Axitinib, a tyrosine kinase inhibitor (TKI) selective for VEGFRs, is approved in 2nd-line advanced renal cell carcinoma (aRCC). Combining a TKI with a checkpoint inhibitor has the potential to improve patient (pt) outcomes. Avelumab* (MSB0010718C) is a fully human IgG1 antibody that inhibits PD-L1. This ongoing phase 1b study (NCT02493751) evaluates safety and tolerability of avelumab + axitinib in treatment-naïve pts with aRCC to determine the maximum tolerated dose (MTD) and recommended phase 2 dose (RP2D).

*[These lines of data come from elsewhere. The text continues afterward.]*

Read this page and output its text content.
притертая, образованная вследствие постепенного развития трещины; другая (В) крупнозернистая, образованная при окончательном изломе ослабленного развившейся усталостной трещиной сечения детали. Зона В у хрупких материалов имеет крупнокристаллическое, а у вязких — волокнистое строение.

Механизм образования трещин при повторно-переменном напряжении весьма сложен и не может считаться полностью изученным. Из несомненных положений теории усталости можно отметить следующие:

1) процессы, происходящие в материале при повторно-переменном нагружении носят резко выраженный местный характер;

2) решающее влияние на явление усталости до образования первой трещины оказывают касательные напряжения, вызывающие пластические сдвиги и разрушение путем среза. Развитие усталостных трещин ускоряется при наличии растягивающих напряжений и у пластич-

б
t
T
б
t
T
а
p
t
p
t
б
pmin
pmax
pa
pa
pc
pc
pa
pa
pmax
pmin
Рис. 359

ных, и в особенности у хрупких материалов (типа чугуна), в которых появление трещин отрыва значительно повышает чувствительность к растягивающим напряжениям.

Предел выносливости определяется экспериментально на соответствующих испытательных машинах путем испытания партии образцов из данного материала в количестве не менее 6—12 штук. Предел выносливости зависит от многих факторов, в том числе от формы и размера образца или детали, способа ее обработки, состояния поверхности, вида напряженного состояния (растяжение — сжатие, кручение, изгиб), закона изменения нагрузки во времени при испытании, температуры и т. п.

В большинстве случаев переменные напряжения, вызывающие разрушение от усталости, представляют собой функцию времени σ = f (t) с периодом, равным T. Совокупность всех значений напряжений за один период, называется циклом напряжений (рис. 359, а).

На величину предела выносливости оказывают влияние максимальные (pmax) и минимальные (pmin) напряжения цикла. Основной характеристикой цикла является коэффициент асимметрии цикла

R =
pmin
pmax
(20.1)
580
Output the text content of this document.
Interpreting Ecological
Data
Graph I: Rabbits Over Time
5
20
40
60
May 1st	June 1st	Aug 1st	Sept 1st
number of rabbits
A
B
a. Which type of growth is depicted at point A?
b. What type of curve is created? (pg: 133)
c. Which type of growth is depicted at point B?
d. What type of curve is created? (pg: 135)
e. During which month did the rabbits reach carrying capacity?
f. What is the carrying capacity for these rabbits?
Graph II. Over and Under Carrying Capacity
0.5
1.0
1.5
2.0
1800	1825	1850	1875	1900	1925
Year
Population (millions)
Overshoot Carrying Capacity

Eligible pts have histologically confirmed aRCC with a clear-cell component, primary tumour resection, ≥1 measurable lesion, available tumour specimen, ECOG PS ≤1, and no prior systemic therapy for aRCC. MTD was estimated using the modified toxicity probability interval method, which determines the dose for future cohorts using all pts treated in prior and current cohorts. Adverse events (AEs) were graded by NCI CTCAE v4. Objective response rate (ORR; RECIST v1.1) was evaluated.

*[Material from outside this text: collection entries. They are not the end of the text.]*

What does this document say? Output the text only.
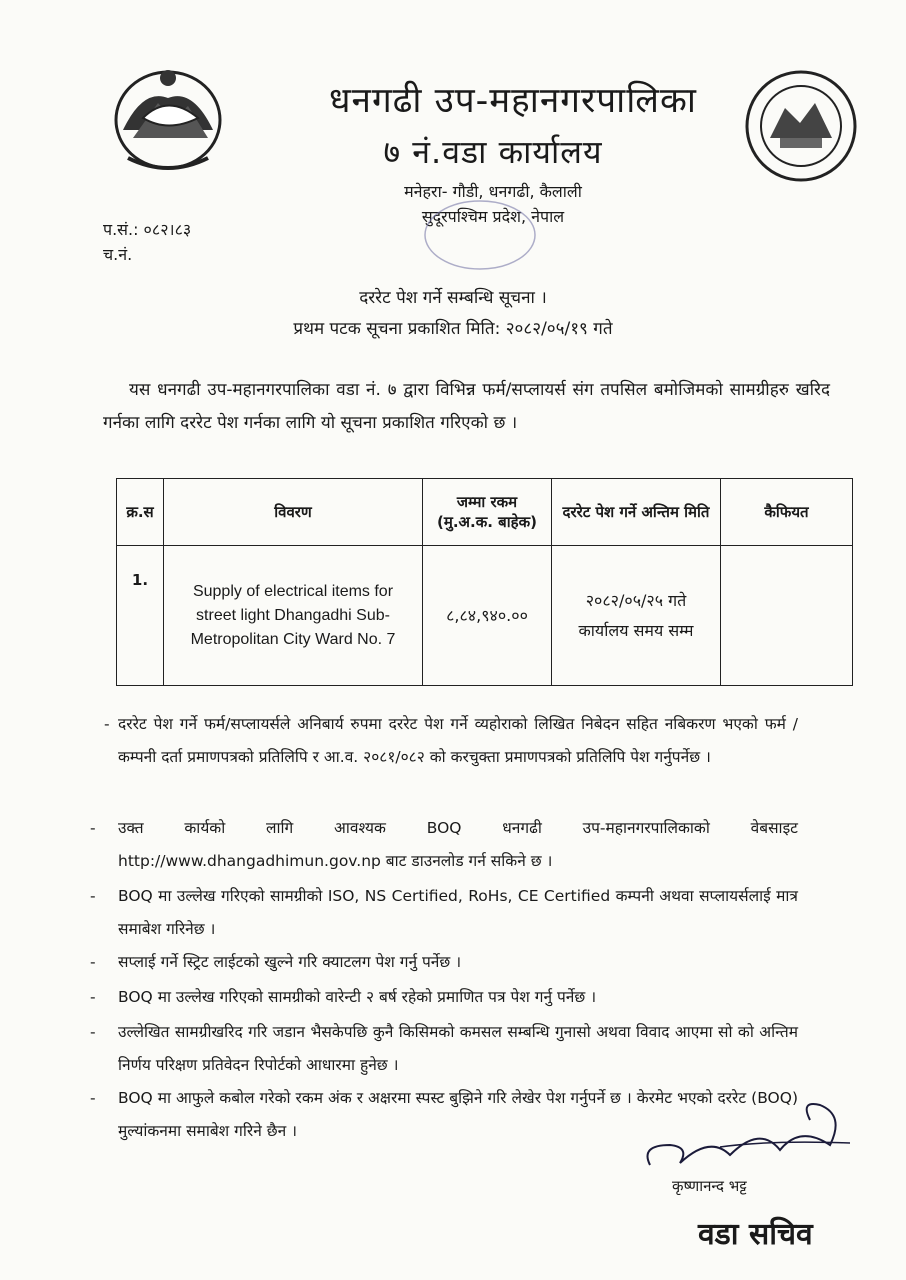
धनगढी उप-महानगरपालिका
७ नं.वडा कार्यालय
मनेहरा- गौडी, धनगढी, कैलाली
सुदूरपश्चिम प्रदेश, नेपाल
प.सं.: ०८२।८३
च.नं.
दररेट पेश गर्ने सम्बन्धि सूचना ।
प्रथम पटक सूचना प्रकाशित मिति: २०८२/०५/१९ गते
यस धनगढी उप-महानगरपालिका वडा नं. ७ द्वारा विभिन्न फर्म/सप्लायर्स संग तपसिल बमोजिमको सामग्रीहरु खरिद गर्नका लागि दररेट पेश गर्नका लागि यो सूचना प्रकाशित गरिएको छ ।
क्र.स	विवरण	जम्मा रकम (मु.अ.क. बाहेक)	दररेट पेश गर्ने अन्तिम मिति	कैफियत
1.	Supply of electrical items for street light Dhangadhi Sub-Metropolitan City Ward No. 7	८,८४,९४०.००	२०८२/०५/२५ गते कार्यालय समय सम्म	
- दररेट पेश गर्ने फर्म/सप्लायर्सले अनिबार्य रुपमा दररेट पेश गर्ने व्यहोराको लिखित निबेदन सहित नबिकरण भएको फर्म / कम्पनी दर्ता प्रमाणपत्रको प्रतिलिपि र आ.व. २०८१/०८२ को करचुक्ता प्रमाणपत्रको प्रतिलिपि पेश गर्नुपर्नेछ ।
- उक्त कार्यको लागि आवश्यक BOQ धनगढी उप-महानगरपालिकाको वेबसाइट http://www.dhangadhimun.gov.np बाट डाउनलोड गर्न सकिने छ ।
- BOQ मा उल्लेख गरिएको सामग्रीको ISO, NS Certified, RoHs, CE Certified कम्पनी अथवा सप्लायर्सलाई मात्र समाबेश गरिनेछ ।
- सप्लाई गर्ने स्ट्रिट लाईटको खुल्ने गरि क्याटलग पेश गर्नु पर्नेछ ।
- BOQ मा उल्लेख गरिएको सामग्रीको वारेन्टी २ बर्ष रहेको प्रमाणित पत्र पेश गर्नु पर्नेछ ।
- उल्लेखित सामग्रीखरिद गरि जडान भैसकेपछि कुनै किसिमको कमसल सम्बन्धि गुनासो अथवा विवाद आएमा सो को अन्तिम निर्णय परिक्षण प्रतिवेदन रिपोर्टको आधारमा हुनेछ ।
- BOQ मा आफुले कबोल गरेको रकम अंक र अक्षरमा स्पस्ट बुझिने गरि लेखेर पेश गर्नुपर्ने छ । केरमेट भएको दररेट (BOQ) मुल्यांकनमा समाबेश गरिने छैन ।
कृष्णानन्द भट्ट
वडा सचिव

The starting dose was avelumab 10 mg/kg (1h IV infusion) Q2W + axitinib 5 mg PO BID. By 5 Apr 2016, 6 pts (median 59.5 yrs [range 45-73]) were treated with avelumab for a median of 17.0 wks (range 11.9-21.7) and axitinib for 16.3 wks (range 12.7-22.7). One DLT of grade 3 proteinuria occurred. The most common treatment-related adverse events (TRAEs) of any grade were dysphonia and hypertension (n = 4 pts each) and fatigue and headache (n = 3 each). Grade 3-4 TRAEs occurred in 4 pts: hypertension (n = 2), palmar-plantar erythrodysaesthesia syndrome (n = 1), lipase increased (n = 1), and proteinuria (n = 1). No pt discontinued due to a TRAE. Confirmed PR was observed in 5 pts (ORR 83.3%, 95% CI: 35.9, 99.6) and stable disease in 1 pt with tumour shrinkage not meeting PR.
The combination of avelumab 10 mg/kg Q2W + axitinib 5 mg BID met MTD criteria and RP2D. Clinical benefit was observed in all 6 pts studied, with PR in 5 pts. Enrolment is ongoing in the expansion cohort. These results provide a rationale to investigate efficacy and safety of avelumab + axitinib vs current monotherapies for aRCC, including a pivotal, randomised phase 3 trial vs sunitinib that began in Mar 2016. *Proposed INN
Clinical trial identification
Legal entity responsible for the study
B.I. Rini: Advisory Role: Pfizer, Roche, BMS, Acceleron, Novartis, GSK Travel: Pfizer Research Funding: Pfizer, BMS, Acceleron, Immatics, Peleton. P. Nathan: Advisory Role and Honoraria: BMS, AZ, Novartis, Roche, MSD. Speakers' Bureau: Novartis and BMS. Travel Accommodations: MSD and BMS Institution. Research Funding: Novartis and AZ F. Thistlethwaite: Consulting/Advisory Role: Nordic Bioscience, BMS, Medarex Travel, accommodations, expenses: BMS, Ipsen. M. Gordon: Research Funding: Merck Serono. M. Martgnoni, D. Magazzu, C. Chiruzzi, A. Di Pietro: Employee and stockholder: Pfizer Inc. T.K. Choueiri: Institution Research Funding: Pfizer, Novartis, Merck, Exelixis, Tracon, GSK, BMS, AstraZeneca, Peloton, Roche Consulting/Advisory Role: Pfizer, Bayer, Novartis, GSK, Merck, BMS, Roche, Eisai, Prometheus Labs Inc, Foundation Medicine Inc., Cerulean. All other authors have declared no conflicts of interest.